Some of the results we could observe for this example:
```
Result Pandas: 4999822570722943
Computation time Pandas: 0.15 seconds.
Result Dask: 4999822570722943
Computation time Dask: 0.07 seconds.
```
Note these results are not deterministic and simple Pandas could also perform better case by case. The overhead to distribute and collect results from Dask workers needs to be also taken into account. Further tuning the performance of Dask is beyond the scope of this article.
Step 4 Configure Dask cluster on Kubernetes from Python[🔗](#step-4-configure-dask-cluster-on-kubernetes-from-python "Permalink to this headline")
-------------------------------------------------------------------------------------------------------------------------------------------------
For managing the Dask cluster on Kubernetes we can use a dedicated Python library *dask-kubernetes*. Using this library, we can reconfigure certain parameters of our Dask cluster.

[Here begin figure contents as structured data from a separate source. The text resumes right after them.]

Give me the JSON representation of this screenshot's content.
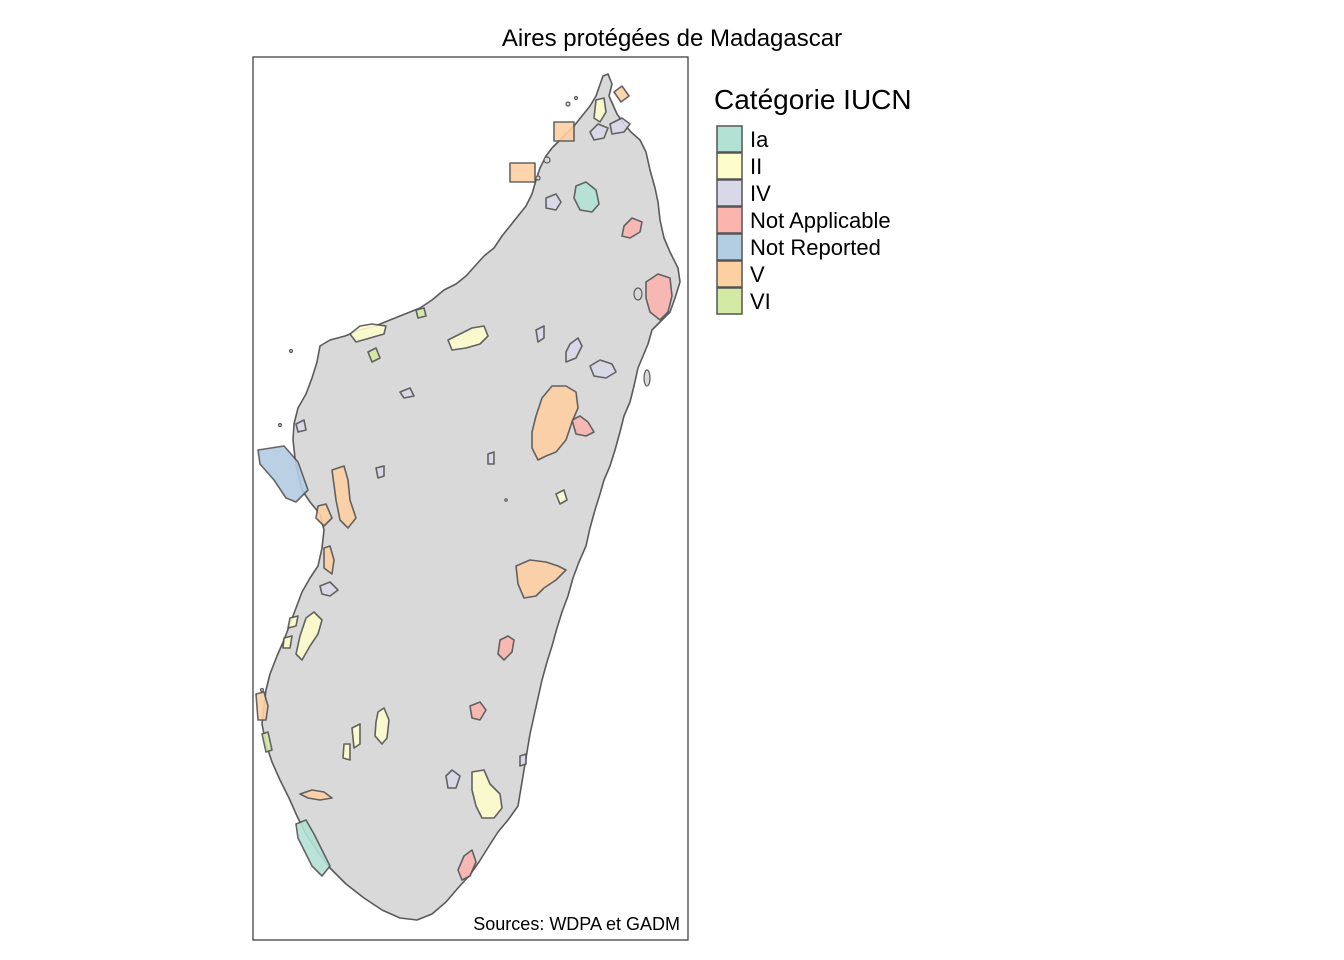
{
  "map": {
    "title": "Aires protégées de Madagascar",
    "credits": "Sources: WDPA et GADM",
    "land_color": "#d9d9d9",
    "border_color": "#5a5a5a"
  },
  "legend": {
    "title": "Catégorie IUCN",
    "items": [
      {
        "key": "Ia",
        "label": "Ia",
        "color": "#b3e2d5"
      },
      {
        "key": "II",
        "label": "II",
        "color": "#fdfdcc"
      },
      {
        "key": "IV",
        "label": "IV",
        "color": "#d9d8e8"
      },
      {
        "key": "NA",
        "label": "Not Applicable",
        "color": "#fbb4ae"
      },
      {
        "key": "NR",
        "label": "Not Reported",
        "color": "#b3cde3"
      },
      {
        "key": "V",
        "label": "V",
        "color": "#fdd0a2"
      },
      {
        "key": "VI",
        "label": "VI",
        "color": "#d3eaa4"
      }
    ]
  }
}
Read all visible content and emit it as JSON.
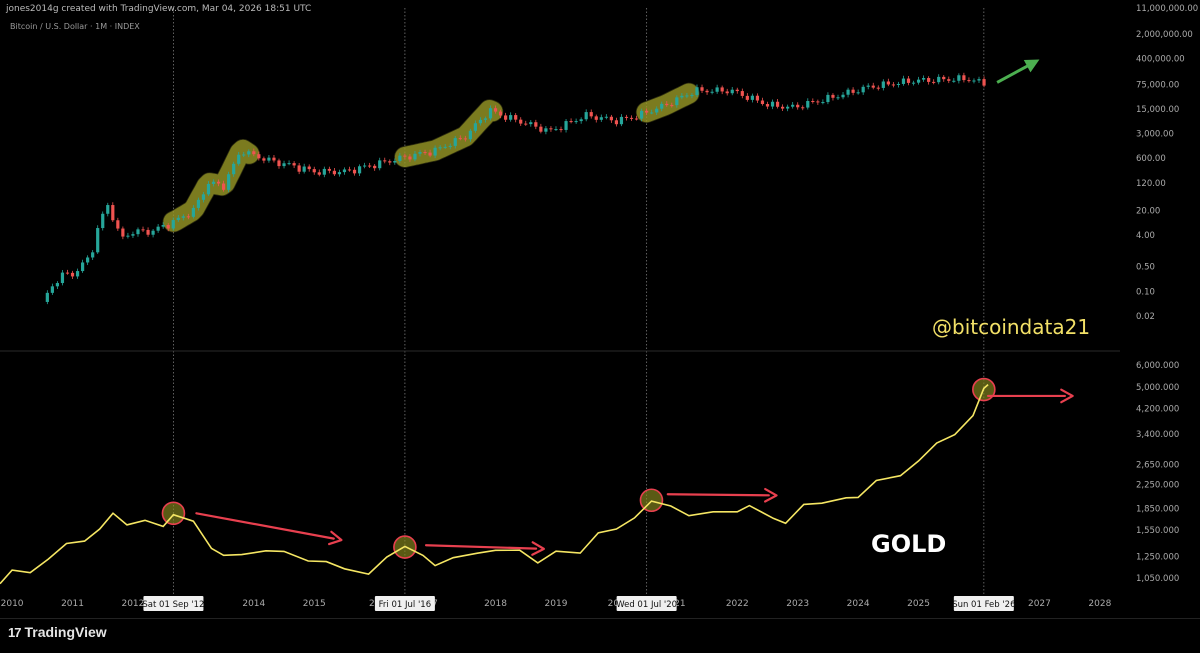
{
  "header": {
    "created_by": "jones2014g created with TradingView.com, Mar 04, 2026 18:51 UTC",
    "symbol": "Bitcoin / U.S. Dollar · 1M · INDEX"
  },
  "annotations": {
    "handle": "@bitcoindata21",
    "gold_label": "GOLD"
  },
  "brand": {
    "logo_text": "TradingView",
    "logo_mark": "17"
  },
  "colors": {
    "background": "#000000",
    "candle_up": "#26a69a",
    "candle_down": "#ef5350",
    "gold_line": "#f5e663",
    "highlight": "#8a8a1e",
    "arrow_red": "#e8404f",
    "arrow_green": "#4caf50",
    "grid": "#333333"
  },
  "chart_data": [
    {
      "type": "line",
      "name_hint": "btc-monthly-candles",
      "y_scale": "log",
      "ylim": [
        0.003,
        11000000
      ],
      "xlim": [
        2009.8,
        2028.3
      ],
      "y_ticks": [
        "11,000,000.00",
        "2,000,000.00",
        "400,000.00",
        "75,000.00",
        "15,000.00",
        "3,000.00",
        "600.00",
        "120.00",
        "20.00",
        "4.00",
        "0.50",
        "0.10",
        "0.02"
      ],
      "y_tick_values": [
        11000000,
        2000000,
        400000,
        75000,
        15000,
        3000,
        600,
        120,
        20,
        4,
        0.5,
        0.1,
        0.02
      ],
      "x": [
        2010.5,
        2010.8,
        2011.0,
        2011.3,
        2011.45,
        2011.6,
        2011.8,
        2012.0,
        2012.3,
        2012.7,
        2013.0,
        2013.25,
        2013.5,
        2013.8,
        2013.92,
        2014.3,
        2014.7,
        2015.0,
        2015.5,
        2016.0,
        2016.5,
        2017.0,
        2017.5,
        2017.9,
        2018.1,
        2018.9,
        2019.5,
        2020.0,
        2020.3,
        2020.8,
        2021.3,
        2021.9,
        2022.5,
        2022.9,
        2023.5,
        2024.2,
        2024.9,
        2025.8,
        2026.1
      ],
      "values": [
        0.05,
        0.3,
        0.3,
        1,
        10,
        30,
        3,
        5,
        5,
        10,
        20,
        120,
        100,
        1100,
        800,
        500,
        350,
        250,
        250,
        400,
        650,
        1000,
        2500,
        14000,
        10000,
        3500,
        10000,
        7000,
        9000,
        19000,
        50000,
        50000,
        20000,
        16500,
        30000,
        65000,
        95000,
        110000,
        78000
      ]
    },
    {
      "type": "line",
      "name_hint": "gold-price",
      "y_scale": "log",
      "ylim": [
        950,
        6500
      ],
      "y_ticks": [
        "6,000.000",
        "5,000.000",
        "4,200.000",
        "3,400.000",
        "2,650.000",
        "2,250.000",
        "1,850.000",
        "1,550.000",
        "1,250.000",
        "1,050.000"
      ],
      "y_tick_values": [
        6000,
        5000,
        4200,
        3400,
        2650,
        2250,
        1850,
        1550,
        1250,
        1050
      ],
      "x": [
        2009.8,
        2010.0,
        2010.3,
        2010.6,
        2010.9,
        2011.2,
        2011.45,
        2011.67,
        2011.9,
        2012.2,
        2012.5,
        2012.67,
        2013.0,
        2013.3,
        2013.5,
        2013.8,
        2014.2,
        2014.5,
        2014.9,
        2015.2,
        2015.5,
        2015.9,
        2016.2,
        2016.5,
        2016.8,
        2017.0,
        2017.3,
        2017.7,
        2018.0,
        2018.4,
        2018.7,
        2019.0,
        2019.4,
        2019.7,
        2020.0,
        2020.3,
        2020.58,
        2020.9,
        2021.2,
        2021.6,
        2022.0,
        2022.2,
        2022.6,
        2022.8,
        2023.1,
        2023.4,
        2023.8,
        2024.0,
        2024.3,
        2024.7,
        2025.0,
        2025.3,
        2025.6,
        2025.9,
        2026.08,
        2026.15
      ],
      "values": [
        1000,
        1120,
        1090,
        1230,
        1380,
        1430,
        1550,
        1800,
        1600,
        1700,
        1580,
        1780,
        1650,
        1350,
        1250,
        1280,
        1300,
        1310,
        1200,
        1200,
        1130,
        1080,
        1250,
        1350,
        1270,
        1150,
        1250,
        1270,
        1330,
        1300,
        1200,
        1290,
        1300,
        1500,
        1580,
        1700,
        1980,
        1880,
        1750,
        1800,
        1800,
        1900,
        1700,
        1650,
        1900,
        1950,
        2000,
        2050,
        2300,
        2450,
        2700,
        3200,
        3350,
        4000,
        4900,
        5100
      ]
    }
  ],
  "x_axis": {
    "ticks": [
      "2010",
      "2011",
      "2012",
      "2014",
      "2015",
      "2018",
      "2019",
      "2022",
      "2023",
      "2024",
      "2025",
      "2027",
      "2028"
    ],
    "tick_values": [
      2010,
      2011,
      2012,
      2014,
      2015,
      2018,
      2019,
      2022,
      2023,
      2024,
      2025,
      2027,
      2028
    ],
    "crosshair_labels": [
      "Sat 01 Sep '12",
      "Fri 01 Jul '16",
      "Wed 01 Jul '20",
      "Sun 01 Feb '26"
    ],
    "crosshair_dates": [
      2012.67,
      2016.5,
      2020.5,
      2026.08
    ],
    "partial_labels": [
      "20",
      "17",
      "20",
      "21"
    ],
    "partial_label_dates": [
      2016.0,
      2016.95,
      2019.95,
      2021.05
    ]
  },
  "highlights": {
    "btc_segments": [
      [
        2012.67,
        2013.92
      ],
      [
        2016.5,
        2017.95
      ],
      [
        2020.5,
        2021.2
      ]
    ],
    "gold_circles": [
      2012.67,
      2016.5,
      2020.58,
      2026.08
    ]
  },
  "arrows": {
    "gold_red": [
      [
        2013.05,
        1780,
        2015.45,
        1430
      ],
      [
        2016.85,
        1370,
        2018.8,
        1330
      ],
      [
        2020.85,
        2080,
        2022.65,
        2060
      ],
      [
        2026.15,
        4650,
        2027.55,
        4650
      ]
    ],
    "btc_green": [
      2026.3,
      85000,
      2027.0,
      380000
    ]
  }
}
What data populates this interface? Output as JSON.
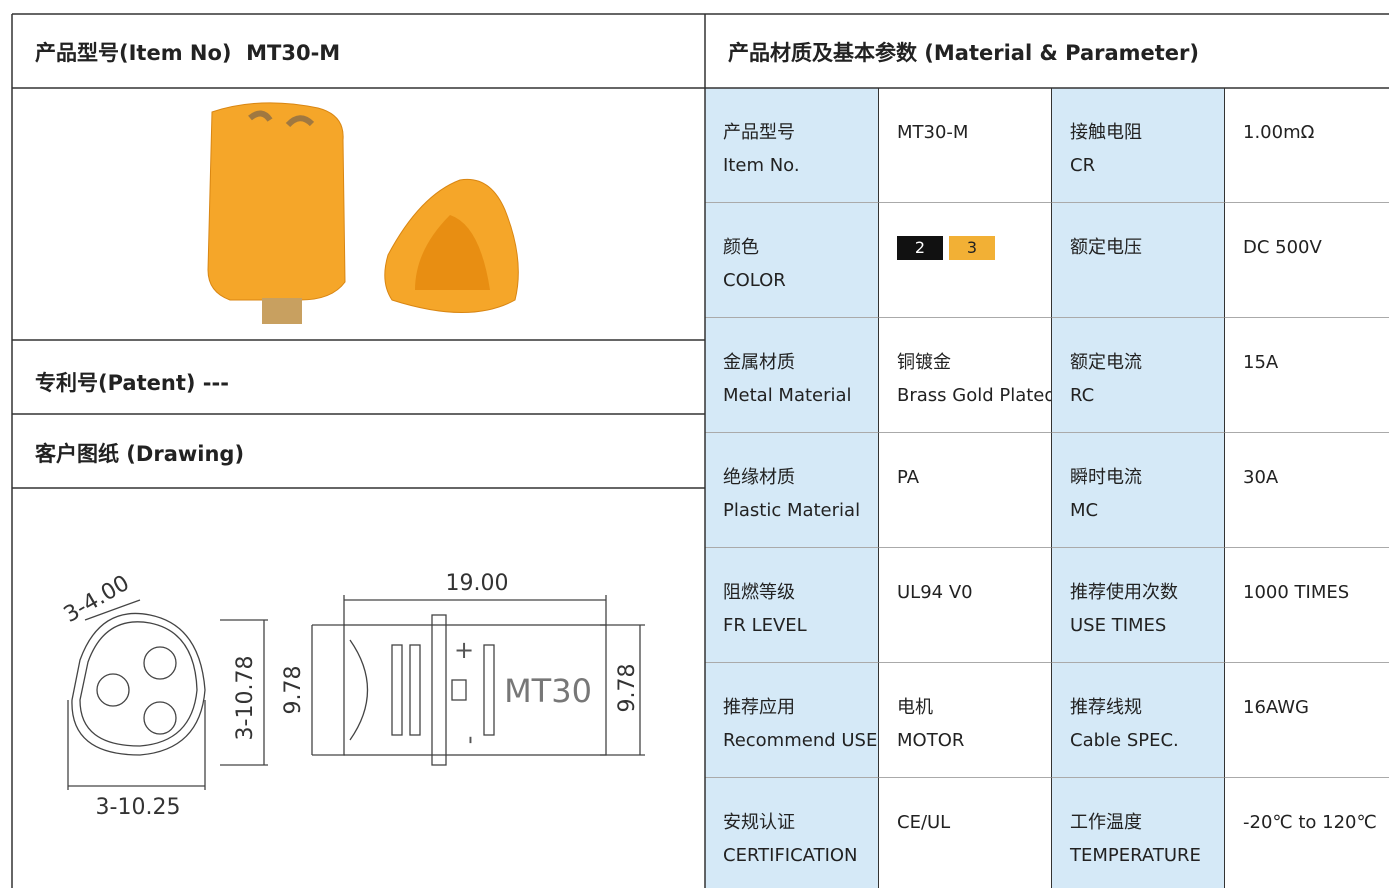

One way to run *dask-kubernetes* would be from the Jupyter instance but then we would have to provide reference to *kubeconfig* of our cluster. Instead, we install *dask-kubernetes* in our local environment, with the following command:
```
pip install dask-kubernetes
```
Once this is done, we can manage the Dask cluster from Python. As an example, let us upscale it to 5 Dask nodes. Use *nano* to create file *scale-cluster.py*:
```
nano scale-cluster.py
```
then insert the following commands:
**scale-cluster.py**
```
from dask_kubernetes import HelmCluster
cluster = HelmCluster(release_name="dask", namespace="dask")
cluster.scale(5)
```
Apply with:
```
python3 scale-cluster.py
```
Using the command
```
kubectl get pods -n dask
```
you can see that the number of workers now is 5:
![kubectl_show_5_workers.png](../_images/kubectl_show_5_workers.png)
Or, you can see the current number of worker nodes in the Dask Scheduler dashboard (refresh the screen):
![dask_dashboard_5_workers.png](../_images/dask_dashboard_5_workers.png)
Note that the functionalities of *dask-kubernetes* should be possible to achieve using just Kubernetes API directly, the choice will depend on your personal preference.
Resolving errors[🔗](#resolving-errors "Permalink to this headline")
-------------------------------------------------------------------
When running command
```
python3 scale-cluster.py
```
on WSL version 1, error messages such as these may appear:
![wsl_v1_error_message.png](../_images/wsl_v1_error_message.png)
The code will work properly, that is, it will increase the number of workers to 5, as required. The error should not appear on WSL version 2 and other Ubuntu distros.